The play can be read as a traditional study of the "fatal flaw'' theory of tragedy, in which Oedipus is brought down by hubris. Or as an object lesson in cautious, wise, mindful living, playing with the imagery of light and sight. Or a statement about the nature of reality and truth, and the place of uncertainty and impermanence. Or even as the first detective story, complete with clues, red herrings, false leads and gradually mounting evidence. In this reading, Oedipus is not only the chief investigator and chief prosecutor, but the chief suspect as well.

A deep and consistent feature of the play is irony. If we compare the opening scene with the closing scene, the irony of Oedipus's experience is stark. At the beginning he is a powerful, commanding, regal figure with the interests of Thebes and its suffering citizens as his focus. By the end Oedipus is destitute, exiled by his own decree (''may he wear out his life in misery and miserable doom''), having promised to wipe out the source of the plague without realising he is the source, and that all the evidence will lead back to himself.

At so many key points there is a sharp interplay between public knowledge and private awareness, or unconscious knowledge, which sets up great tension. This is part of the larger revelatory process that structures the play as a whole. The unfolding evidence takes centre stage in the key sequences and confrontations, and amid repeated patterns of imagery to do with darkness and light, blindness and sight, the value of knowledge and the ''plague'' of ignorance and infamy.

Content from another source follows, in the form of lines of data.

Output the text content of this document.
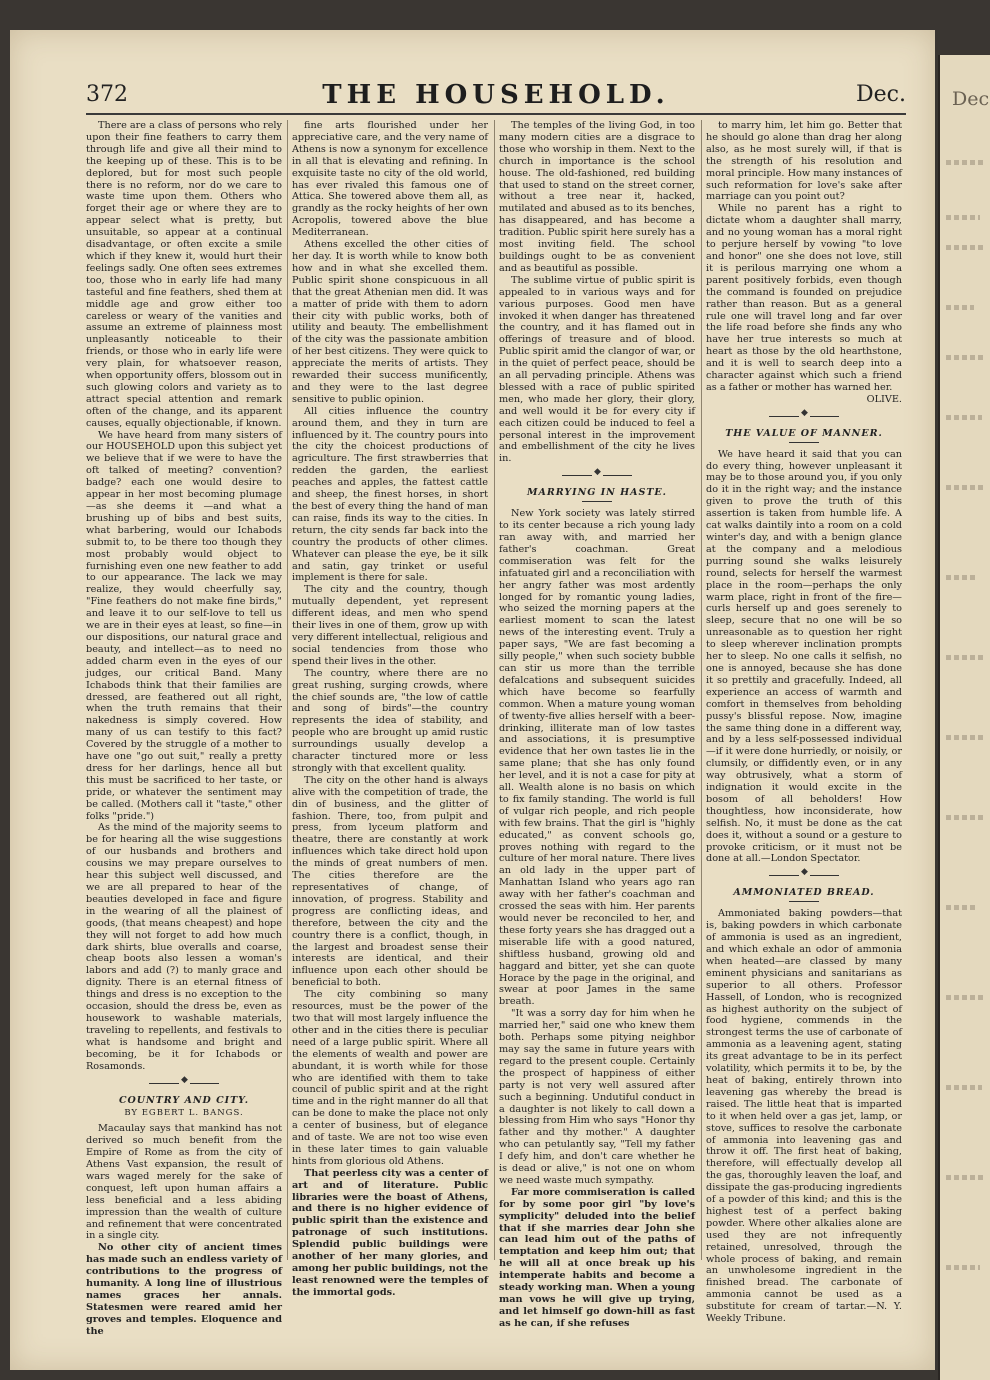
Dec
372	THE HOUSEHOLD.	Dec.

There are a class of persons who rely upon their fine feathers to carry them through life and give all their mind to the keeping up of these. This is to be deplored, but for most such people there is no reform, nor do we care to waste time upon them. Others who forget their age or where they are to appear select what is pretty, but unsuitable, so appear at a continual disadvantage, or often excite a smile which if they knew it, would hurt their feelings sadly. One often sees extremes too, those who in early life had many tasteful and fine feathers, shed them at middle age and grow either too careless or weary of the vanities and assume an extreme of plainness most unpleasantly noticeable to their friends, or those who in early life were very plain, for whatsoever reason, when opportunity offers, blossom out in such glowing colors and variety as to attract special attention and remark often of the change, and its apparent causes, equally objectionable, if known.

We have heard from many sisters of our HOUSEHOLD upon this subject yet we believe that if we were to have the oft talked of meeting? convention? badge? each one would desire to appear in her most becoming plumage—as she deems it —and what a brushing up of bibs and best suits, what barbering, would our Ichabods submit to, to be there too though they most probably would object to furnishing even one new feather to add to our appearance. The lack we may realize, they would cheerfully say, "Fine feathers do not make fine birds," and leave it to our self-love to tell us we are in their eyes at least, so fine—in our dispositions, our natural grace and beauty, and intellect—as to need no added charm even in the eyes of our judges, our critical Band. Many Ichabods think that their families are dressed, are feathered out all right, when the truth remains that their nakedness is simply covered. How many of us can testify to this fact? Covered by the struggle of a mother to have one "go out suit," really a pretty dress for her darlings, hence all but this must be sacrificed to her taste, or pride, or whatever the sentiment may be called. (Mothers call it "taste," other folks "pride.")

As the mind of the majority seems to be for hearing all the wise suggestions of our husbands and brothers and cousins we may prepare ourselves to hear this subject well discussed, and we are all prepared to hear of the beauties developed in face and figure in the wearing of all the plainest of goods, (that means cheapest) and hope they will not forget to add how much dark shirts, blue overalls and coarse, cheap boots also lessen a woman's labors and add (?) to manly grace and dignity. There is an eternal fitness of things and dress is no exception to the occasion, should the dress be, even as housework to washable materials, traveling to repellents, and festivals to what is handsome and bright and becoming, be it for Ichabods or Rosamonds.

◆
COUNTRY AND CITY.
BY EGBERT L. BANGS.

Macaulay says that mankind has not derived so much benefit from the Empire of Rome as from the city of Athens Vast expansion, the result of wars waged merely for the sake of conquest, left upon human affairs a less beneficial and a less abiding impression than the wealth of culture and refinement that were concentrated in a single city.

No other city of ancient times has made such an endless variety of contributions to the progress of humanity. A long line of illustrious names graces her annals. Statesmen were reared amid her groves and temples. Eloquence and the

fine arts flourished under her appreciative care, and the very name of Athens is now a synonym for excellence in all that is elevating and refining. In exquisite taste no city of the old world, has ever rivaled this famous one of Attica. She towered above them all, as grandly as the rocky heights of her own Acropolis, towered above the blue Mediterranean.

Athens excelled the other cities of her day. It is worth while to know both how and in what she excelled them. Public spirit shone conspicuous in all that the great Athenian men did. It was a matter of pride with them to adorn their city with public works, both of utility and beauty. The embellishment of the city was the passionate ambition of her best citizens. They were quick to appreciate the merits of artists. They rewarded their success munificently, and they were to the last degree sensitive to public opinion.

All cities influence the country around them, and they in turn are influenced by it. The country pours into the city the choicest productions of agriculture. The first strawberries that redden the garden, the earliest peaches and apples, the fattest cattle and sheep, the finest horses, in short the best of every thing the hand of man can raise, finds its way to the cities. In return, the city sends far back into the country the products of other climes. Whatever can please the eye, be it silk and satin, gay trinket or useful implement is there for sale.

The city and the country, though mutually dependent, yet represent different ideas, and men who spend their lives in one of them, grow up with very different intellectual, religious and social tendencies from those who spend their lives in the other.

The country, where there are no great rushing, surging crowds, where the chief sounds are, "the low of cattle and song of birds"—the country represents the idea of stability, and people who are brought up amid rustic surroundings usually develop a character tinctured more or less strongly with that excellent quality.

The city on the other hand is always alive with the competition of trade, the din of business, and the glitter of fashion. There, too, from pulpit and press, from lyceum platform and theatre, there are constantly at work influences which take direct hold upon the minds of great numbers of men. The cities therefore are the representatives of change, of innovation, of progress. Stability and progress are conflicting ideas, and therefore, between the city and the country there is a conflict, though, in the largest and broadest sense their interests are identical, and their influence upon each other should be beneficial to both.

The city combining so many resources, must be the power of the two that will most largely influence the other and in the cities there is peculiar need of a large public spirit. Where all the elements of wealth and power are abundant, it is worth while for those who are identified with them to take council of public spirit and at the right time and in the right manner do all that can be done to make the place not only a center of business, but of elegance and of taste. We are not too wise even in these later times to gain valuable hints from glorious old Athens.

That peerless city was a center of art and of literature. Public libraries were the boast of Athens, and there is no higher evidence of public spirit than the existence and patronage of such institutions. Splendid public buildings were another of her many glories, and among her public buildings, not the least renowned were the temples of the immortal gods.

The temples of the living God, in too many modern cities are a disgrace to those who worship in them. Next to the church in importance is the school house. The old-fashioned, red building that used to stand on the street corner, without a tree near it, hacked, mutilated and abused as to its benches, has disappeared, and has become a tradition. Public spirit here surely has a most inviting field. The school buildings ought to be as convenient and as beautiful as possible.

The sublime virtue of public spirit is appealed to in various ways and for various purposes. Good men have invoked it when danger has threatened the country, and it has flamed out in offerings of treasure and of blood. Public spirit amid the clangor of war, or in the quiet of perfect peace, should be an all pervading principle. Athens was blessed with a race of public spirited men, who made her glory, their glory, and well would it be for every city if each citizen could be induced to feel a personal interest in the improvement and embellishment of the city he lives in.

◆
MARRYING IN HASTE.

New York society was lately stirred to its center because a rich young lady ran away with, and married her father's coachman. Great commiseration was felt for the infatuated girl and a reconciliation with her angry father was most ardently longed for by romantic young ladies, who seized the morning papers at the earliest moment to scan the latest news of the interesting event. Truly a paper says, "We are fast becoming a silly people," when such society bubble can stir us more than the terrible defalcations and subsequent suicides which have become so fearfully common. When a mature young woman of twenty-five allies herself with a beer-drinking, illiterate man of low tastes and associations, it is presumptive evidence that her own tastes lie in the same plane; that she has only found her level, and it is not a case for pity at all. Wealth alone is no basis on which to fix family standing. The world is full of vulgar rich people, and rich people with few brains. That the girl is "highly educated," as convent schools go, proves nothing with regard to the culture of her moral nature. There lives an old lady in the upper part of Manhattan Island who years ago ran away with her father's coachman and crossed the seas with him. Her parents would never be reconciled to her, and these forty years she has dragged out a miserable life with a good natured, shiftless husband, growing old and haggard and bitter, yet she can quote Horace by the page in the original, and swear at poor James in the same breath.

"It was a sorry day for him when he married her," said one who knew them both. Perhaps some pitying neighbor may say the same in future years with regard to the present couple. Certainly the prospect of happiness of either party is not very well assured after such a beginning. Undutiful conduct in a daughter is not likely to call down a blessing from Him who says "Honor thy father and thy mother." A daughter who can petulantly say, "Tell my father I defy him, and don't care whether he is dead or alive," is not one on whom we need waste much sympathy.

Far more commiseration is called for by some poor girl "by love's symplicity" deluded into the belief that if she marries dear John she can lead him out of the paths of temptation and keep him out; that he will all at once break up his intemperate habits and become a steady working man. When a young man vows he will give up trying, and let himself go down-hill as fast as he can, if she refuses

to marry him, let him go. Better that he should go alone than drag her along also, as he most surely will, if that is the strength of his resolution and moral principle. How many instances of such reformation for love's sake after marriage can you point out?

While no parent has a right to dictate whom a daughter shall marry, and no young woman has a moral right to perjure herself by vowing "to love and honor" one she does not love, still it is perilous marrying one whom a parent positively forbids, even though the command is founded on prejudice rather than reason. But as a general rule one will travel long and far over the life road before she finds any who have her true interests so much at heart as those by the old hearthstone, and it is well to search deep into a character against which such a friend as a father or mother has warned her.

OLIVE.

◆
THE VALUE OF MANNER.

We have heard it said that you can do every thing, however unpleasant it may be to those around you, if you only do it in the right way; and the instance given to prove the truth of this assertion is taken from humble life. A cat walks daintily into a room on a cold winter's day, and with a benign glance at the company and a melodious purring sound she walks leisurely round, selects for herself the warmest place in the room—perhaps the only warm place, right in front of the fire—curls herself up and goes serenely to sleep, secure that no one will be so unreasonable as to question her right to sleep wherever inclination prompts her to sleep. No one calls it selfish, no one is annoyed, because she has done it so prettily and gracefully. Indeed, all experience an access of warmth and comfort in themselves from beholding pussy's blissful repose. Now, imagine the same thing done in a different way, and by a less self-possessed individual—if it were done hurriedly, or noisily, or clumsily, or diffidently even, or in any way obtrusively, what a storm of indignation it would excite in the bosom of all beholders! How thoughtless, how inconsiderate, how selfish. No, it must be done as the cat does it, without a sound or a gesture to provoke criticism, or it must not be done at all.—London Spectator.

◆
AMMONIATED BREAD.

Ammoniated baking powders—that is, baking powders in which carbonate of ammonia is used as an ingredient, and which exhale an odor of ammonia when heated—are classed by many eminent physicians and sanitarians as superior to all others. Professor Hassell, of London, who is recognized as highest authority on the subject of food hygiene, commends in the strongest terms the use of carbonate of ammonia as a leavening agent, stating its great advantage to be in its perfect volatility, which permits it to be, by the heat of baking, entirely thrown into leavening gas whereby the bread is raised. The little heat that is imparted to it when held over a gas jet, lamp, or stove, suffices to resolve the carbonate of ammonia into leavening gas and throw it off. The first heat of baking, therefore, will effectually develop all the gas, thoroughly leaven the loaf, and dissipate the gas-producing ingredients of a powder of this kind; and this is the highest test of a perfect baking powder. Where other alkalies alone are used they are not infrequently retained, unresolved, through the whole process of baking, and remain an unwholesome ingredient in the finished bread. The carbonate of ammonia cannot be used as a substitute for cream of tartar.—N. Y. Weekly Tribune.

The Chorus is the voice of the Theban citizens, fearful and confused by the unfolding events. Oedipus is a man of action who takes on the responsibility of rescuing the people by anticipating certain moves. He sends Creon to consult the oracle of Apollo before being advised to do so, and learns that the murderer of the former King Laius is the cause of the plague and is in Thebes. He decides to reopen the unsolved case and calls in the reluctant Teiresias. The blind seer reveals that Oedipus himself is the ''land's pollution'', but Oedipus dismisses his words.

Prophecy is a motivating force and Teiresias knows of the child prophesied to kill his father and marry his mother - a tale that unites Thebes and Corinth and motivates decisions both in the house of Laius and in the mind of Oedipus, as he flees the home of his supposed parents.